Bis-pyrimidine Schiff base derivatives were used for docking. Meanwhile, the bis-pyrimidine Schiff base derivatives were prepared and optimized using built and LigPrep module implemented in Schrodinger Maestro. Ligands preparation includes generating various tautomers, assigning bond orders, ring conformations and stereo chemistries. All the conformations generated were minimized using OPLS2005 force field prior to docking study.
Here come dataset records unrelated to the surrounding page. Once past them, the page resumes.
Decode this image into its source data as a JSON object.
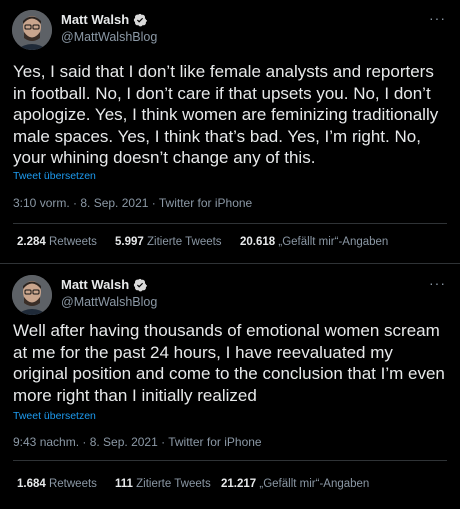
{
  "tweets": [
    {
      "name": "Matt Walsh",
      "handle": "@MattWalshBlog",
      "text": "Yes, I said that I don’t like female analysts and reporters in football. No, I don’t care if that upsets you. No, I don’t apologize. Yes, I think women are feminizing traditionally male spaces. Yes, I think that’s bad. Yes, I’m right. No, your whining doesn’t change any of this.",
      "translate": "Tweet übersetzen",
      "meta": "3:10 vorm. · 8. Sep. 2021 · Twitter for iPhone",
      "stats": {
        "retweets_count": "2.284",
        "retweets_label": "Retweets",
        "quotes_count": "5.997",
        "quotes_label": "Zitierte Tweets",
        "likes_count": "20.618",
        "likes_label": "„Gefällt mir“-Angaben"
      }
    },
    {
      "name": "Matt Walsh",
      "handle": "@MattWalshBlog",
      "text": "Well after having thousands of emotional women scream at me for the past 24 hours, I have reevaluated my original position and come to the conclusion that I’m even more right than I initially realized",
      "translate": "Tweet übersetzen",
      "meta": "9:43 nachm. · 8. Sep. 2021 · Twitter for iPhone",
      "stats": {
        "retweets_count": "1.684",
        "retweets_label": "Retweets",
        "quotes_count": "111",
        "quotes_label": "Zitierte Tweets",
        "likes_count": "21.217",
        "likes_label": "„Gefällt mir“-Angaben"
      }
    }
  ],
  "icons": {
    "verified": "verified-badge-icon",
    "more": "more-options-icon",
    "avatar": "profile-avatar"
  },
  "colors": {
    "background": "#000000",
    "link": "#1d9bf0",
    "secondary": "#8b98a5",
    "verified": "#1d9bf0"
  }
}
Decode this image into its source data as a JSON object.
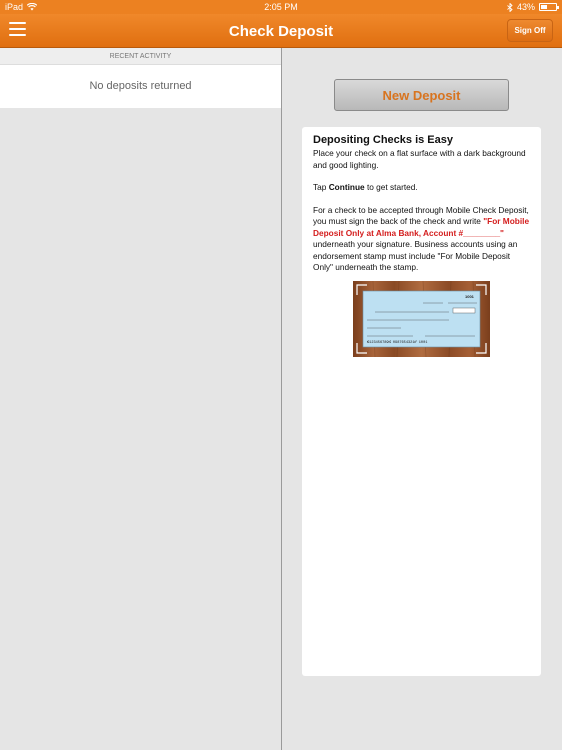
{
  "status_bar": {
    "device": "iPad",
    "time": "2:05 PM",
    "battery": "43%",
    "battery_level": 0.43
  },
  "nav": {
    "title": "Check Deposit",
    "sign_off_label": "Sign Off"
  },
  "activity": {
    "header": "RECENT ACTIVITY",
    "empty_message": "No deposits returned"
  },
  "deposit": {
    "button_label": "New Deposit"
  },
  "info": {
    "title": "Depositing Checks is Easy",
    "para1": "Place your check on a flat surface with a dark background and good lighting.",
    "tap_prefix": "Tap ",
    "tap_bold": "Continue",
    "tap_suffix": " to get started.",
    "para3_a": "For a check to be accepted through Mobile Check Deposit, you must sign the back of the check and write ",
    "para3_red": "\"For Mobile Deposit Only at Alma Bank, Account #________\"",
    "para3_b": " underneath your signature. Business accounts using an endorsement stamp must include \"For Mobile Deposit Only\" underneath the stamp."
  },
  "check_image": {
    "number": "1001",
    "micr": "⑆123456789⑆ 0987654321⑈ 1001"
  },
  "colors": {
    "accent": "#ec8121",
    "button_text": "#d8741f",
    "warning_red": "#d41d1d"
  }
}
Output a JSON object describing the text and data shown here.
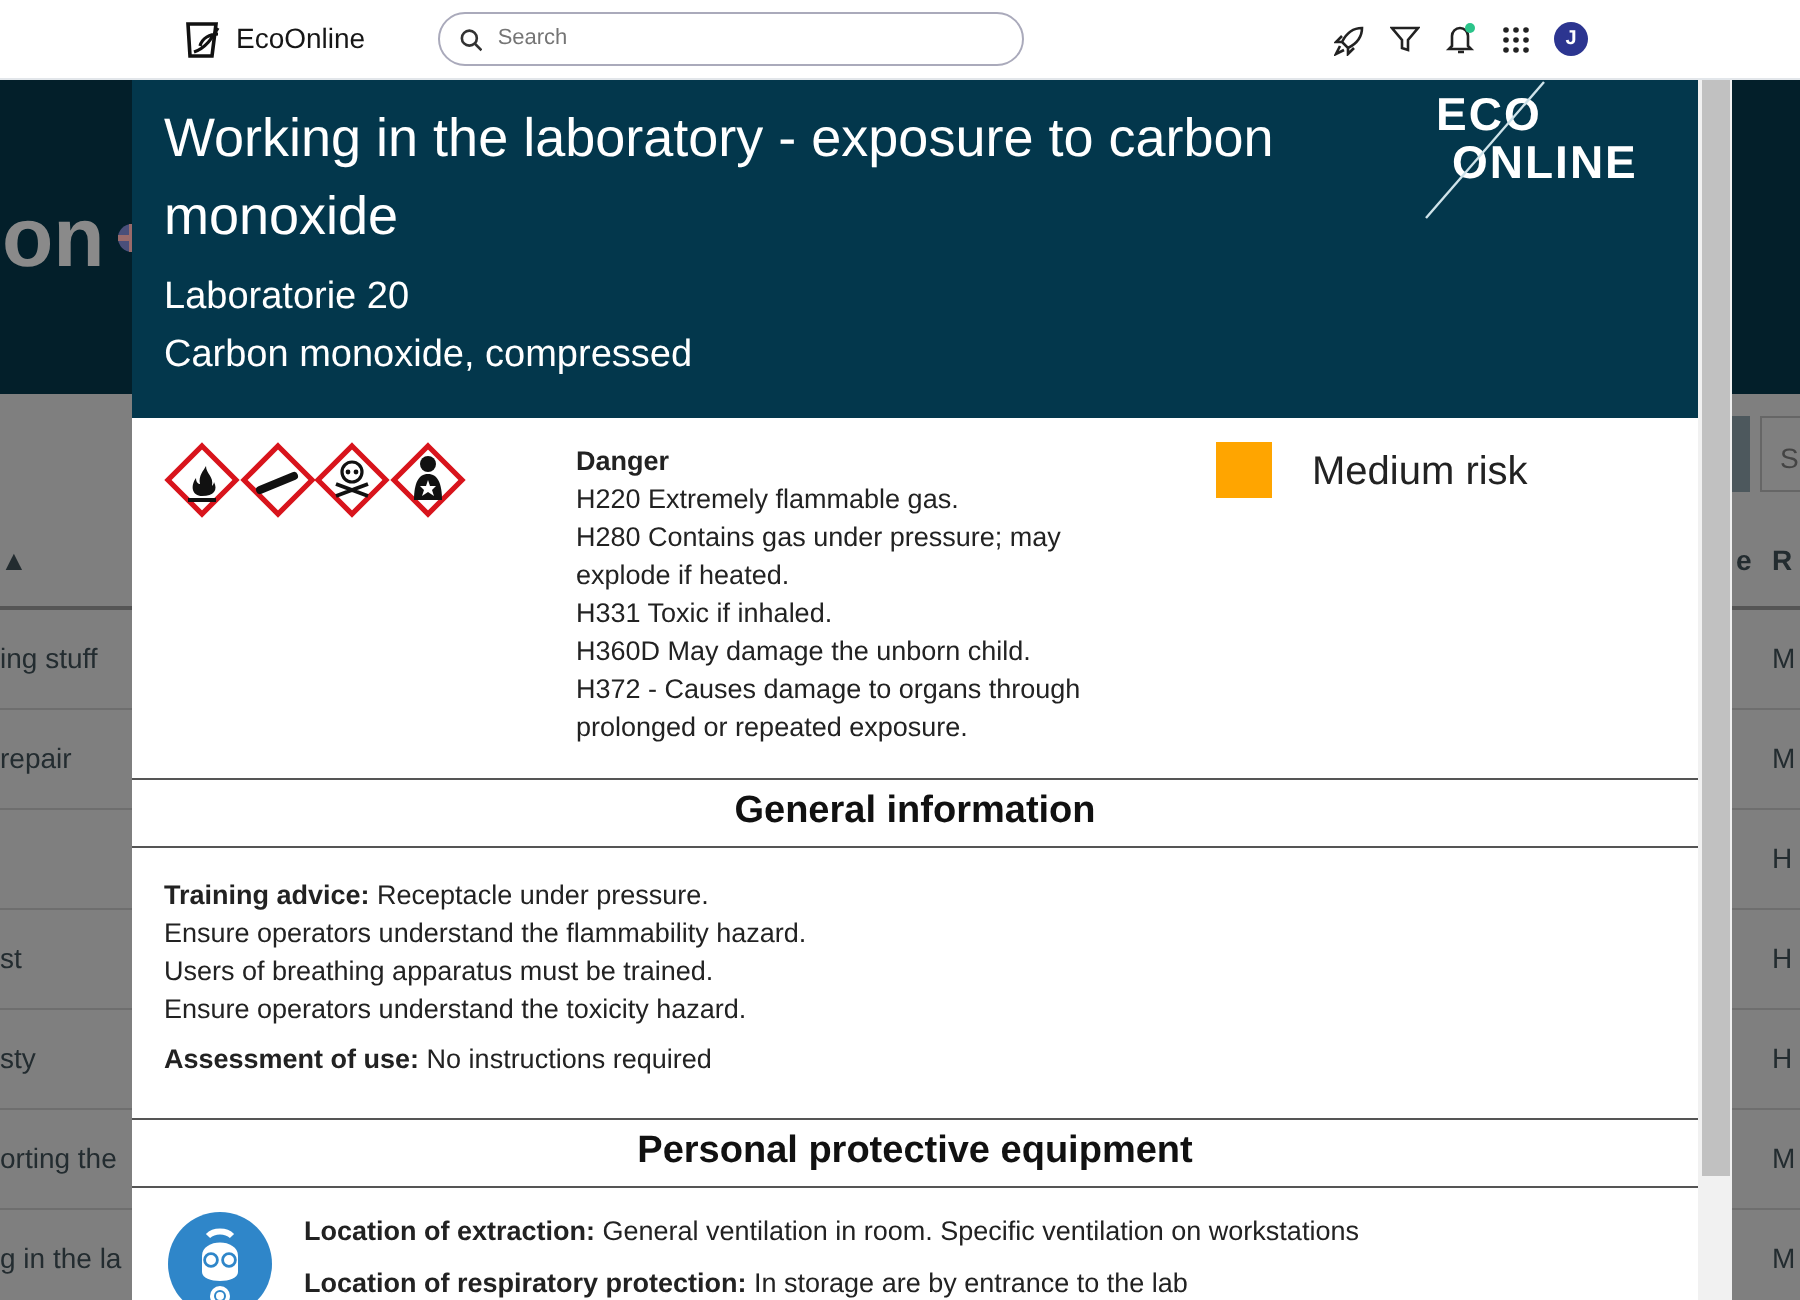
{
  "navbar": {
    "logo": "EcoOnline",
    "search": {
      "placeholder": "Search"
    },
    "avatar": "J",
    "notification": true
  },
  "background": {
    "heading_fragment": "on",
    "search_fragment": "S",
    "columns": [
      "▲",
      "e",
      "R"
    ],
    "rows": [
      {
        "column_1": "ing stuff",
        "column_2": "M"
      },
      {
        "column_1": "repair",
        "column_2": "M"
      },
      {
        "column_1": "",
        "column_2": "H"
      },
      {
        "column_1": "st",
        "column_2": "H"
      },
      {
        "column_1": "sty",
        "column_2": "H"
      },
      {
        "column_1": "orting the",
        "column_2": "M"
      },
      {
        "column_1": "g in the la",
        "column_2": "M"
      }
    ]
  },
  "modal": {
    "title": "Working in the laboratory - exposure to carbon monoxide",
    "subtitles": [
      "Laboratorie 20",
      "Carbon monoxide, compressed"
    ],
    "logo_lines": [
      "ECO",
      "ONLINE"
    ],
    "hazard": {
      "pictograms": [
        {
          "kind": "flame"
        },
        {
          "kind": "gas-cylinder"
        },
        {
          "kind": "skull"
        },
        {
          "kind": "health-hazard"
        }
      ],
      "signal_word": "Danger",
      "statements": [
        "H220 Extremely flammable gas.",
        "H280 Contains gas under pressure; may explode if heated.",
        "H331 Toxic if inhaled.",
        "H360D May damage the unborn child.",
        "H372 - Causes damage to organs through prolonged or repeated exposure."
      ],
      "risk": {
        "label": "Medium risk",
        "color": "#ffa500"
      }
    },
    "sections": [
      {
        "heading": "General information",
        "paragraphs": [
          "**Training advice:** Receptacle under pressure.\nEnsure operators understand the flammability hazard.\nUsers of breathing apparatus must be trained.\nEnsure operators understand the toxicity hazard.",
          "**Assessment of use:** No instructions required"
        ]
      },
      {
        "heading": "Personal protective equipment",
        "pictograms": [
          {
            "kind": "respirator"
          }
        ],
        "paragraphs": [
          "**Location of extraction:** General ventilation in room. Specific ventilation on workstations",
          "**Location of respiratory protection:** In storage are by entrance to the lab"
        ]
      }
    ]
  }
}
Molecular docking studies were performed using GOLD (Genetic Optimization for Ligand Docking) program version 5.1. GOLD is an automated docking program that employs the genetic algorithm to search the ligand conformational flexibility with a partial flexibility of protein’s active site [29]. GOLD uses genetic algorithm method for protein–ligand docking and it is well-known for its performance and accuracy specifically for the protein targets with buried active site. The GOLD software has four scoring functions namely ChemPLP, GoldScore, ChemScore, and ASP (the Astex Statistical Potential) which take into account the terms of hydrogen bonding, van der Waal and intramolecular energies. In the present GOLD docking study targeting cyclin-dependent kinase CDK8, the ChemPLP scoring function was used as it outperformed the other scoring function. All the bis-pyrimidine derivatives were docked to cyclin-dependent kinase CDK8 active site, using co-complex 5XG ligand as the reference with 12 A radius. Further, the population size was set to (100); selection-pressure (1.1); number of operations (10,000); number of islands (1); niche size (2); operator weights for migrate (0), mutate (100), and cross-over (100) and with 100 GA run. Results divergent by less than 1.50 A in ligand-all atom RMSDs were clustered together. Best cluster poses and top ranked scores were saved and visually analyzed by Pymol [PyMOL Molecular Graphics System, Schrödinger L, NY, USA, 2010.]. Additional, Qikprop prediction of ADME properties were done for all the synthesized twenty bis-pyrimidine derivatives [Rapid ADME, QikProp, Schrödinger LLC, New York, 2012].